千恵子が近くにいないことを確認した後、祖父は孫にささやいた。
「簗瀬真琴が陸軍中将進級後、予備役編入処分を受けたのを知っておるか」
「ええ、第二次世界大戦での成績が良くない、という理由でしたね」
「全くの出鱈目だ。モンゴルに軍事顧問団長として赴くためだ。勿論、日本の政府、軍は関係していないことになっているがな」
「それは、また」
勇は、複雑な表情を浮かべざるを得なかった。
日本政府が、中国の分裂維持を策しているのは、公然の秘密だ。
これは与野党問わず、変わらぬ対中国政策と言って良い。
中国が再統一され、その国力を東シナ海、南シナ海に向けたら。
それを日本としては避ける必要があるのだ。
そのために、簗瀬中将はモンゴルに赴かされた、という訳だ。
第二次世界大戦で肩を並べて戦いながら、「昨日の友は今日の敵」扱いをされる蒋介石が、少し気の毒な想いがしてくる一方、日本の将来を想えば、やむを得ないのも事実だ、と勇は考えた。
そんな空気を変えるか、のように。
「速達です」
声を挙げて、郵便配達人が土方伯爵邸を訪れ、女中が、それを受け取り、祖父に手紙を持ってきた。
「ほう」
その手紙を開封した祖父は、思わず声を挙げた。
「どうかしましたか」
「ボースに孫ができるそうだ。まずは、喜びを分かち合いたいと」
勇の問いかけに、祖父は答え。
「えっ、ボースさんにお孫さんが」
その声を耳ざとく聞きつけた千恵子までやってきた。
「ああ」
そういって、祖父は勇と千恵子に手紙を示し、二人は手紙に目を通した。
ラース・ビハーリー・ボースは、祖父と千恵子の友人であり、その息子の防須正秀は、勇と同じ海兵隊士官として、肩を並べて第二次世界大戦末期に戦った仲だった。

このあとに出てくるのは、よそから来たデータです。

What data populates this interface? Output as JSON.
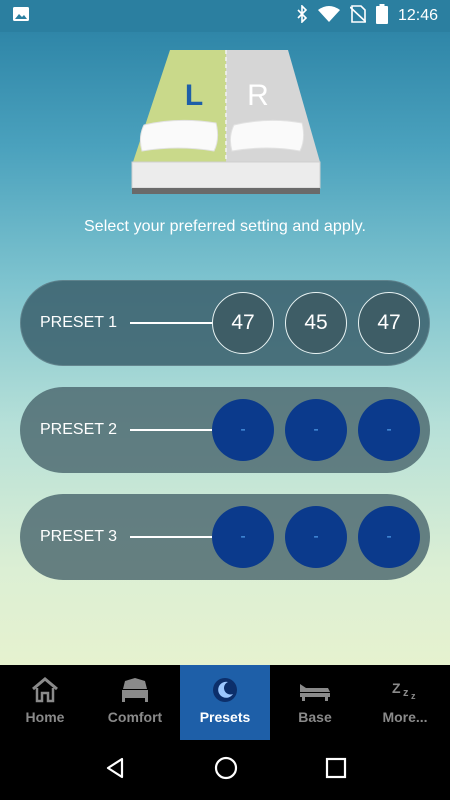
{
  "status_bar": {
    "time": "12:46",
    "icons": [
      "image-icon",
      "bluetooth-icon",
      "wifi-icon",
      "no-sim-icon",
      "battery-icon"
    ]
  },
  "bed": {
    "left_label": "L",
    "right_label": "R"
  },
  "instruction": "Select your preferred setting and apply.",
  "presets": [
    {
      "label": "PRESET 1",
      "values": [
        "47",
        "45",
        "47"
      ],
      "state": "set"
    },
    {
      "label": "PRESET 2",
      "values": [
        "-",
        "-",
        "-"
      ],
      "state": "empty"
    },
    {
      "label": "PRESET 3",
      "values": [
        "-",
        "-",
        "-"
      ],
      "state": "empty"
    }
  ],
  "tabs": [
    {
      "label": "Home",
      "icon": "home-icon"
    },
    {
      "label": "Comfort",
      "icon": "bed-comfort-icon"
    },
    {
      "label": "Presets",
      "icon": "moon-icon",
      "active": true
    },
    {
      "label": "Base",
      "icon": "adjustable-base-icon"
    },
    {
      "label": "More...",
      "icon": "sleep-zzz-icon"
    }
  ],
  "nav": [
    "back-icon",
    "home-circle-icon",
    "recents-icon"
  ],
  "colors": {
    "status_bar": "#2b7fa0",
    "active_tab": "#1e5fa8",
    "empty_circle": "#0b3a8c",
    "filled_circle": "#3e5d66"
  }
}
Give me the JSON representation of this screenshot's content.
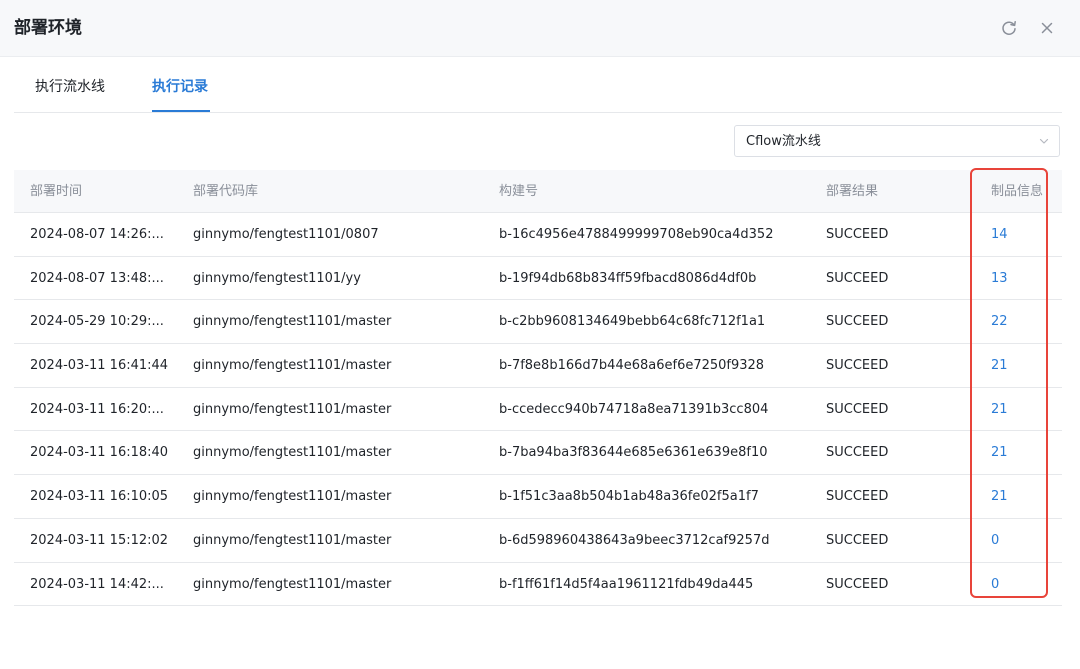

だが、勇と違い、防須正秀は、第二次世界大戦終結に伴い、予備役士官に戻り、中村屋で働いている。
そして、今年の6月に花嫁修業を済ませた、海兵隊の予備役従軍准看護婦の上原敏子と、防須正秀は沖縄で結婚式を挙げたのだ。
更に、早速、敏子が妊娠した、との手紙が届いたのだ。
「6月の結婚は幸せになる、と言いますが、本当にめでたいですね」
千恵子が、感極まっていった。
「無事に産まれるのは、来年の3月になるとのことで、気が早い話だが。嬉しくて、触れ回りたくなるのも分かるな」
祖父も笑みを浮かべた。
勇は想った。
こんな幸せで平和な話なら、幾ら聞いてもいいものだ。